The company is now expected to launch the other flagship Land Rover brand, Range Rover Sport, from the new platform in September 2013, followed by Discovery in September 2014. Another Land Rover brand, Defender, is also expected to eventually move to the new platform.
This will help the company strengthen its position in the smaller engine, lower-priced vehicle segments, where rivals BMW and Daimler have higher exposure, over the next three to four years. Also, two-litre engine options in Jaguar are expected to be launched in the next three to four years, which will further accentuate its position in this segment.
Simultaneously, the company is also planning to enter more premium segments with the new F-Type sports car and upcoming 4WD sedans under the Jaguar brand, which will help its brand equity. Besides, it is working on new propulsion systems including hybrid and electric vehicles for introduction after 2015.
The company is also planning to boost its sales with greater penetration in markets such as China, which is the third largest and one of the fastest growing markets for luxury cars.
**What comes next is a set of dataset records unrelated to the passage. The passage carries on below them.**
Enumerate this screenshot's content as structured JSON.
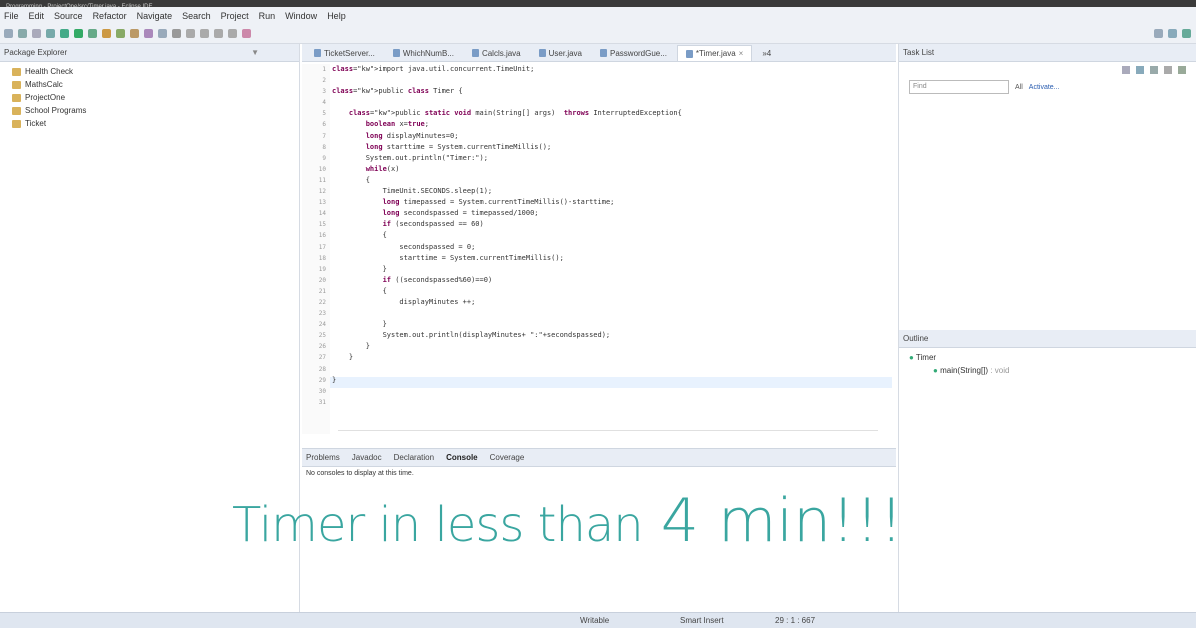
{
  "window": {
    "title": "Programming - ProjectOne/src/Timer.java - Eclipse IDE"
  },
  "menu": [
    "File",
    "Edit",
    "Source",
    "Refactor",
    "Navigate",
    "Search",
    "Project",
    "Run",
    "Window",
    "Help"
  ],
  "package_explorer": {
    "title": "Package Explorer",
    "projects": [
      "Health Check",
      "MathsCalc",
      "ProjectOne",
      "School Programs",
      "Ticket"
    ]
  },
  "editor": {
    "tabs": [
      "TicketServer...",
      "WhichNumB...",
      "Calcls.java",
      "User.java",
      "PasswordGue...",
      "*Timer.java"
    ],
    "overflow": "»4",
    "line_numbers": [
      "1",
      "2",
      "3",
      "4",
      "5",
      "6",
      "7",
      "8",
      "9",
      "10",
      "11",
      "12",
      "13",
      "14",
      "15",
      "16",
      "17",
      "18",
      "19",
      "20",
      "21",
      "22",
      "23",
      "24",
      "25",
      "26",
      "27",
      "28",
      "29",
      "30",
      "31"
    ],
    "code": [
      "import java.util.concurrent.TimeUnit;",
      "",
      "public class Timer {",
      "",
      "    public static void main(String[] args)  throws InterruptedException{",
      "        boolean x=true;",
      "        long displayMinutes=0;",
      "        long starttime = System.currentTimeMillis();",
      "        System.out.println(\"Timer:\");",
      "        while(x)",
      "        {",
      "            TimeUnit.SECONDS.sleep(1);",
      "            long timepassed = System.currentTimeMillis()-starttime;",
      "            long secondspassed = timepassed/1000;",
      "            if (secondspassed == 60)",
      "            {",
      "                secondspassed = 0;",
      "                starttime = System.currentTimeMillis();",
      "            }",
      "            if ((secondspassed%60)==0)",
      "            {",
      "                displayMinutes ++;",
      "",
      "            }",
      "            System.out.println(displayMinutes+ \":\"+secondspassed);",
      "        }",
      "    }",
      "",
      "}",
      "",
      ""
    ]
  },
  "task_list": {
    "title": "Task List",
    "find_placeholder": "Find",
    "all_label": "All",
    "activate_label": "Activate..."
  },
  "outline": {
    "title": "Outline",
    "class_name": "Timer",
    "method": "main(String[])",
    "method_type": ": void"
  },
  "console": {
    "tabs": [
      "Problems",
      "Javadoc",
      "Declaration",
      "Console",
      "Coverage"
    ],
    "message": "No consoles to display at this time."
  },
  "status": {
    "writable": "Writable",
    "insert_mode": "Smart Insert",
    "position": "29 : 1 : 667"
  },
  "overlay": {
    "text1": "Timer in less than",
    "text2": "4 min!!!"
  },
  "colors": {
    "overlay": "#3aa6a0",
    "keyword": "#7f0055"
  }
}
In 2011-12, China contributed 16 per cent of sales volume, while North America and the UK had 21 per cent and 18 per cent market share, respectively. JLR has now formed a joint venture with Chery Automotive to develop, manufacture and sell vehicles for the Chinese market.
Aggressive investment
JLR has now developed operational and financial strength to invest in the next phase of growth. The company plans to invest £2 billion (Rs 17,700 crore) annually for the next two to three years, according to the estimates of global brokerage Goldman Sachs.
It has hired 3,000 employees at its three manufacturing sites in the UK over the past 12 months to support new product initiatives.
According to the consolidated balance sheet, Tata Motors had cash and bank balances of Rs 18,238 crore at the end of March 2012.
“We expect a 12.6 per cent five-year CAGR in sales volume during FY12-FY17 with maximum contribution from an entry into new segments,” said Sandeep Pandya, analyst with Goldman Sachs India in his recent note. “JLR could achieve an annual sales volume that exceeds 500,000 units by FY16,” he said while outlining JLR’s turnaround to be more structured than cyclical in nature.
No wonder, recently a British paper described JLR’s success with – Made in Britain, Saved in India.